Every month for more than six years now, A.C. Carlson has kept busy in retirement by creating, copying and mailing out 100 of the calendars to friends, relatives and his old customers.

"I'm a big believer in setting goals," he says. "And I want to make 100 of these."

For 50 years, Carlson sold appliances along Bass Lake Road in a store that carried his name.

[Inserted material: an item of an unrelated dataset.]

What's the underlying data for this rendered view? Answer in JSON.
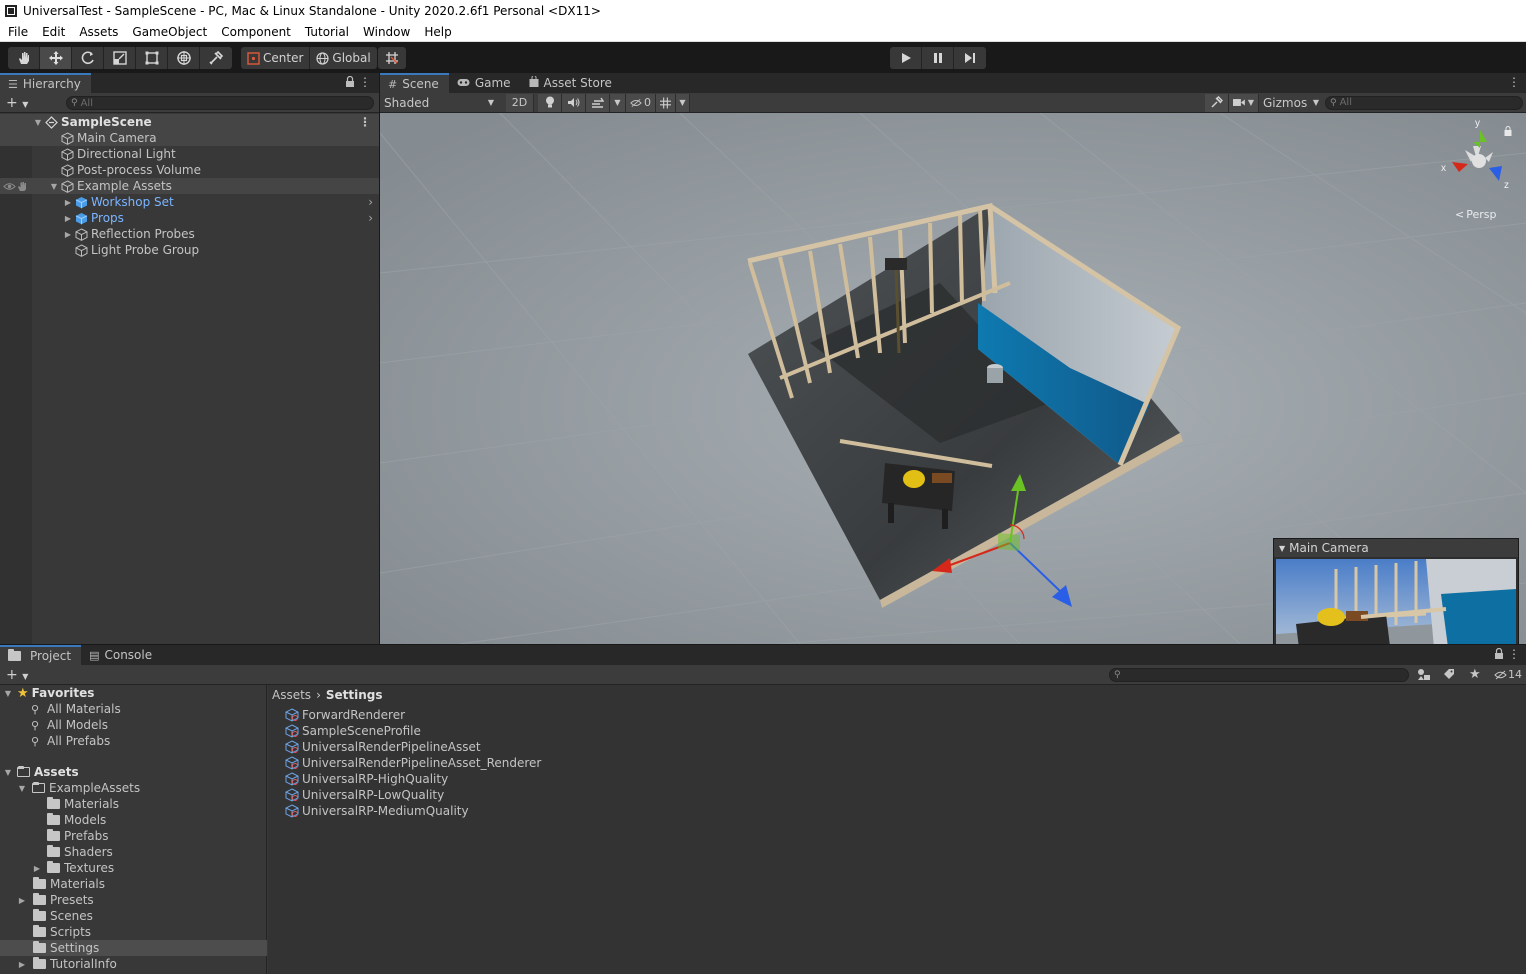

He retired at 80. From his perch at the Arbor Lakes senior complex, he sprinkles his positive philosophy, laced with Lutheran bromides, into each square of the simple calendars that are sometimes corny, sometimes sweet and always from the heart.

"Life is 10 percent what you make it and 90 percent how you take it."

"Today is the tomorrow you worried about yesterday."

"There is no sense in advertising your troubles: There's no market for them."

You get the drift. He picks up the quotes from various sources, including his neighbors at the Maple Grove senior housing center, and drops in some jokes: Why are there so many Johnsons in the phone book? (They all have phones.) How many seconds in a year? (Twelve, Jan. 2nd, Feb. 2nd, March 2nd …)

The youngest of seven siblings, Alton Carroll Carlson was born in 1926 in Center City. "Everybody's always just called me A.C."

He sheds tears when he remembers how his father, William Carlson, lost the 40-acre farm during the Depression and the family went on welfare.

"They called it relief back then. I started with nothing and I have most of it left," he says, blue eyes twinkling. "We didn't have much — we didn't need much. In fact, we didn't know much was available."

With neither plumbing nor electricity, he delivered bakery goods by a horse-drawn cart in 1945. He lost some customers when bread went for 13 cents a loaf to 14. "Too expensive."

He met Gladys, his wife of 62 years who died in December, when she roomed with his sister in Minneapolis. Gladys insisted their marriage would have to wait until he saved up $1,000 from hawking bakery items, by then delivered in white trucks. After a few months, she asked how he was doing.

"I was earning $38 a week and had $62," he recalls. "She said: 'Close enough.' "

They wed in 1950 and he opened his first A.C. Carlson Furniture and Appliance Store four years later in Crystal — the first of five locations all on Bass Lake Road.

A 1982 fire, set by a burglar who failed to crack the safe, gutted the third store in New Hope. He retired in a fifth location, now run by his son, David. His brood also includes three daughters, a dozen grandkids and a couple of great-grandchildren.

The Parkinson's diagnosis came six years ago, but that didn't stop calendar production. Or slow his sense of humor. As a recent calendar square suggests: "When everything is coming your way, you're probably in the wrong lane."